Le second article(2), issu du fonds documentaire de l'Institut Pasteur, relate la contribution apportée par la Fondation Rockefeller à la prévention antipaludique en Corse entre 1923 et 1951. Posant les grandes dates d'une action méconnue dans l'histoire de la lutte contre la malaria en Méditerranée, ses auteurs insistent sur l'impact déterminant des travaux conduits par Émile Brumpt et la Fondation américaine avant la Seconde Guerre mondiale, même si l'on admet aujourd'hui que l'éradication du plasmodium dans le sud de l'Europe est le résultat du programme DDT de 1948. La première station corse anti-malaria voit le jour à l'automne 1925 à Bastia, suivie par celles de Porto-Vecchio et d'Ajaccio l'année suivante. À partir de 1931, un réseau de dispensaires est en partie financé par la Fondation. Plus de quatre mille litres d'huile de paraffine sont répandus sur les étangs du littoral corse entre 1925 et 1938 pour anéantir le principal vecteur incriminé : anopheles maculipennis. Un document daté du 5 avril 1948 atteste qu'une tonne de DDT a traversé l'Atlantique au mois de mars, en provenance de New York et à destination de Marseille. Soixante-quinze asperseurs Lofstrand, douze tonnes d'insecticide en poudre et cent litres de Triton X100 utilisé comme solvant débarquent en Corse moins d'un an plus tard. Dans le même temps, le ministère des Finances alloue vingt-six millions de francs à la lutte antipaludique en Corse ; la contribution de la Fondation Rockefeller s'élève à quinze mille dollars, soit environ trois cent soixante-quinze mille francs (15% de l'allocation globale). Il n'est pas dans l'intention de l'article cité d'appeler le lecteur à s'interroger sur les ressorts réels de la générosité américaine durant cette période : chacun saura, à son gré, se faire une opinion.
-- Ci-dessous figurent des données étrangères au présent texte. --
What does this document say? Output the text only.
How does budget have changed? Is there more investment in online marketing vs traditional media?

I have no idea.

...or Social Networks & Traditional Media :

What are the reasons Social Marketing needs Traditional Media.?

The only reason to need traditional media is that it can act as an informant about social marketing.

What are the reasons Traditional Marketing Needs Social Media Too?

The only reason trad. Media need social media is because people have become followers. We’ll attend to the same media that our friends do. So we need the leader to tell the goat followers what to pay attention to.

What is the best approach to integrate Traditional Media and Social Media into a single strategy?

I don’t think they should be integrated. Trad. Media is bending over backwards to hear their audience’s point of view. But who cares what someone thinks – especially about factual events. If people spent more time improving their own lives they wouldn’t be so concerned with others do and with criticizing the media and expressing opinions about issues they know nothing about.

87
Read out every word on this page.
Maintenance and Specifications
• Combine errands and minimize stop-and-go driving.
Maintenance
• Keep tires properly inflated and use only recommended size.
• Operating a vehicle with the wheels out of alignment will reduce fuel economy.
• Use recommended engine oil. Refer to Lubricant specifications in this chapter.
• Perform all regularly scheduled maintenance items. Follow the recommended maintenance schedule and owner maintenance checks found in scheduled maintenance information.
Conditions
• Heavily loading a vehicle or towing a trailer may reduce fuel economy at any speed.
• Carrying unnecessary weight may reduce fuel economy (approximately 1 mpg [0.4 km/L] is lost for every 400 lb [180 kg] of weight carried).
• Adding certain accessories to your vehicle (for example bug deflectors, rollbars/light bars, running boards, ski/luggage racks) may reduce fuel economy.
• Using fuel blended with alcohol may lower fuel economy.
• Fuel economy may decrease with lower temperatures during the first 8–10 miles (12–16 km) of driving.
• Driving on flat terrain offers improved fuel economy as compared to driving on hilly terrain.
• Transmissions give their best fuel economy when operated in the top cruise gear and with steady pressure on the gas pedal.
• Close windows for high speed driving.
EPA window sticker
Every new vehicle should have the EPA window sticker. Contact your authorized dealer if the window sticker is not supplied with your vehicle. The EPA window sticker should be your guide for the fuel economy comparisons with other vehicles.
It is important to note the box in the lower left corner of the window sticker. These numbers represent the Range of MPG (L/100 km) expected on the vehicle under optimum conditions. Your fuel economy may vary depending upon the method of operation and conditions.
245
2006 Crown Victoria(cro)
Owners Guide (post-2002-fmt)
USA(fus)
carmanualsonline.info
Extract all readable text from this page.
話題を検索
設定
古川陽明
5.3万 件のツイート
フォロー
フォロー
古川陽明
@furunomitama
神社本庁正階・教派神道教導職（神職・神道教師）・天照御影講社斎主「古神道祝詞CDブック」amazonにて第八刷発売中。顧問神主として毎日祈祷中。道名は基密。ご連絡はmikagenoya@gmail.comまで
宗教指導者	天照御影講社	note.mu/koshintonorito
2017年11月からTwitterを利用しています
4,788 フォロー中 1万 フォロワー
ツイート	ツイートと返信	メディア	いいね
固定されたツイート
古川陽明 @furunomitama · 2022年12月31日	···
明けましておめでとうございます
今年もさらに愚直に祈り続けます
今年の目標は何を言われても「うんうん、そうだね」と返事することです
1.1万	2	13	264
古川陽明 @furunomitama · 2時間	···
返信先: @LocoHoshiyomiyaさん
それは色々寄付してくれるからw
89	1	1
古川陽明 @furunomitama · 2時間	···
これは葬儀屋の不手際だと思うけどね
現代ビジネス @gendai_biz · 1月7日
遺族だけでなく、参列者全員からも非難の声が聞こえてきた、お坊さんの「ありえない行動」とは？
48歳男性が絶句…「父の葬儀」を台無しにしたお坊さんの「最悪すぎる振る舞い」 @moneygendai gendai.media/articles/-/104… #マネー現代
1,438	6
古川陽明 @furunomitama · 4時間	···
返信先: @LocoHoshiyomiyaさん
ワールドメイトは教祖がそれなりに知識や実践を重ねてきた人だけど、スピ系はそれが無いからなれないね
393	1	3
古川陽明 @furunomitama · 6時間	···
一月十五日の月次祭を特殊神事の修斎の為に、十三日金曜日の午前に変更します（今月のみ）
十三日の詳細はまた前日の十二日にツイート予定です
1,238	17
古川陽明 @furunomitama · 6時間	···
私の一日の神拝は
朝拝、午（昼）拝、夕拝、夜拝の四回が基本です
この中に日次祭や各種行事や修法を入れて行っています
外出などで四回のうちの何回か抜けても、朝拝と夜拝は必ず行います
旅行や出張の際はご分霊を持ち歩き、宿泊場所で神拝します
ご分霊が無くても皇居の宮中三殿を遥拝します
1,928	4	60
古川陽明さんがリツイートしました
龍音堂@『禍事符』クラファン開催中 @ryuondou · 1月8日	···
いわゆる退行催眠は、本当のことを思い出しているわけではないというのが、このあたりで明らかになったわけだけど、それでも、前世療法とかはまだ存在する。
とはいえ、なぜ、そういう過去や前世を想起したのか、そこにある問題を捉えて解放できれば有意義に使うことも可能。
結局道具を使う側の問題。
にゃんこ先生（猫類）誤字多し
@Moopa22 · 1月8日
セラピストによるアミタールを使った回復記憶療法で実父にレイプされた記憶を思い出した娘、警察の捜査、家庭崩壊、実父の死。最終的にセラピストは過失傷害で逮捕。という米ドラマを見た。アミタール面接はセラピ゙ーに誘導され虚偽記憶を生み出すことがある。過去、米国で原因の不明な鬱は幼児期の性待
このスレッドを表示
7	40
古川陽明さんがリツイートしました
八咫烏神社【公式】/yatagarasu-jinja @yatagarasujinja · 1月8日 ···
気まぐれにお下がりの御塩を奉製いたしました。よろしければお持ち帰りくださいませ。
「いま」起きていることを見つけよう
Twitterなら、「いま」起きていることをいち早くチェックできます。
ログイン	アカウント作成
Le thème de Cunsigliu doit beaucoup à ces deux sources, tant par leur apport informatif que par les multiples réflexions qu'elles ont suscitées lors de la construction de l'intrigue. S'il était besoin, précisons que l'idée originale sur laquelle le « programme Hermès » évoqué dans Cunsigliu repose n'est liée, bien heureusement, à aucune réalité présente ou passée.



(1) Bauduer F., Hématologie et populations, Encycl. Méd. Chir. (Elsevier SAS, Paris, tous droits réservés), Hématologie, 13-000-M-56, 2003, 11 p.
(2) Opinel A. & Gachelin G., The Rockefeller Foundation and the prevention of malaria in Corsica, 1923-1951 : support given to the French parasitologist Emile Brumpt, Institut Pasteur, Paris, 2004.